= Things of Science =

Things of Science was an educational program launched by the nonprofit news syndicate Science Service in November 1940. The program consisted of a series of kits available by subscription and sent by mail monthly. The program continued until 1989. As of 2018, there is no mention of the program or its archives on the website of the Society for Science & the Public, which succeeded the old Science Service organization.

Each month, thousands of subscribers received a small blue box about the size of a videocassette containing some material such as nylon thread or dinosaur bones. The box contained a yellow booklet explaining the topic for that month, along with the pieces and supplies needed to cover the topic. Some kits would teach about a specific topic, such as coal, static electricity, mechanical linkages, nonwoven fabrics, electroplating, or optical illusions. Other kits would provide parts to build items such as a small spectrograph, telescope, or pinhole camera. In addition to the monthly subscription, some kits were available for individual purchase, such as a "soilless gardening" unit which provided seeds, plant food, and instructions in hydroponics. Some kits contained basic materials for simple experiments in psychology.

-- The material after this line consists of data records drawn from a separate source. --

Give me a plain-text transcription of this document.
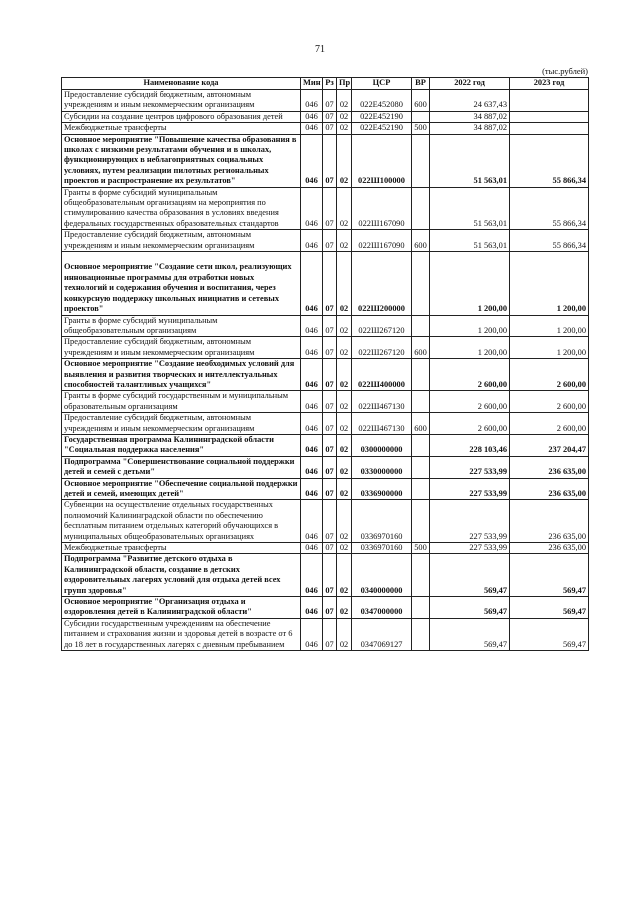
71
(тыс.рублей)
Наименование кода	Мин	Рз	Пр	ЦСР	ВР	2022 год	2023 год
Предоставление субсидий бюджетным, автономным учреждениям и иным некоммерческим организациям	046	07	02	022Е452080	600	24 637,43	
Субсидии на создание центров цифрового образования детей	046	07	02	022Е452190		34 887,02	
Межбюджетные трансферты	046	07	02	022Е452190	500	34 887,02	
Основное мероприятие "Повышение качества образования в школах с низкими результатами обучения и в школах, функционирующих в неблагоприятных социальных условиях, путем реализации пилотных региональных проектов и распространение их результатов"	046	07	02	022Ш100000		51 563,01	55 866,34
Гранты в форме субсидий муниципальным общеобразовательным организациям на мероприятия по стимулированию качества образования в условиях введения федеральных государственных образовательных стандартов	046	07	02	022Ш167090		51 563,01	55 866,34
Предоставление субсидий бюджетным, автономным учреждениям и иным некоммерческим организациям	046	07	02	022Ш167090	600	51 563,01	55 866,34

Основное мероприятие "Создание сети школ, реализующих инновационные программы для отработки новых технологий и содержания обучения и воспитания, через конкурсную поддержку школьных инициатив и сетевых проектов"	046	07	02	022Ш200000		1 200,00	1 200,00
Гранты в форме субсидий муниципальным общеобразовательным организациям	046	07	02	022Ш267120		1 200,00	1 200,00
Предоставление субсидий бюджетным, автономным учреждениям и иным некоммерческим организациям	046	07	02	022Ш267120	600	1 200,00	1 200,00
Основное мероприятие "Создание необходимых условий для выявления и развития творческих и интеллектуальных способностей талантливых учащихся"	046	07	02	022Ш400000		2 600,00	2 600,00
Гранты в форме субсидий государственным и муниципальным образовательным организациям	046	07	02	022Ш467130		2 600,00	2 600,00
Предоставление субсидий бюджетным, автономным учреждениям и иным некоммерческим организациям	046	07	02	022Ш467130	600	2 600,00	2 600,00
Государственная программа Калининградской области "Социальная поддержка населения"	046	07	02	0300000000		228 103,46	237 204,47
Подпрограмма "Совершенствование социальной поддержки детей и семей с детьми"	046	07	02	0330000000		227 533,99	236 635,00
Основное мероприятие "Обеспечение социальной поддержки детей и семей, имеющих детей"	046	07	02	0336900000		227 533,99	236 635,00
Субвенции на осуществление отдельных государственных полномочий Калининградской области по обеспечению бесплатным питанием отдельных категорий обучающихся в муниципальных общеобразовательных организациях	046	07	02	0336970160		227 533,99	236 635,00
Межбюджетные трансферты	046	07	02	0336970160	500	227 533,99	236 635,00
Подпрограмма "Развитие детского отдыха в Калининградской области, создание в детских оздоровительных лагерях условий для отдыха детей всех групп здоровья"	046	07	02	0340000000		569,47	569,47
Основное мероприятие "Организация отдыха и оздоровления детей в Калининградской области"	046	07	02	0347000000		569,47	569,47
Субсидии государственным учреждениям на обеспечение питанием и страхования жизни и здоровья детей в возрасте от 6 до 18 лет в государственных лагерях с дневным пребыванием	046	07	02	0347069127		569,47	569,47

The modest annual subscription price ($5 in the 1960s) covered the cost of printing and postage. The instructions were written by Science Service staff, and the kit materials were donated by various companies.

The Things of Science Club was started by Watson Davis, editor-in-chief of Science Service, because editors served by the service often asked for samples of the things the syndicate wrote about. The initial focus of the program was newspaper editors, but it soon shifted to young people. By 1946 the Science Service estimated that half of its subscribers were school groups and science clubs, and the other half were individuals. Membership in the club was limited to a few thousand because some of the "things", such as dinosaur bones, were hard to come by.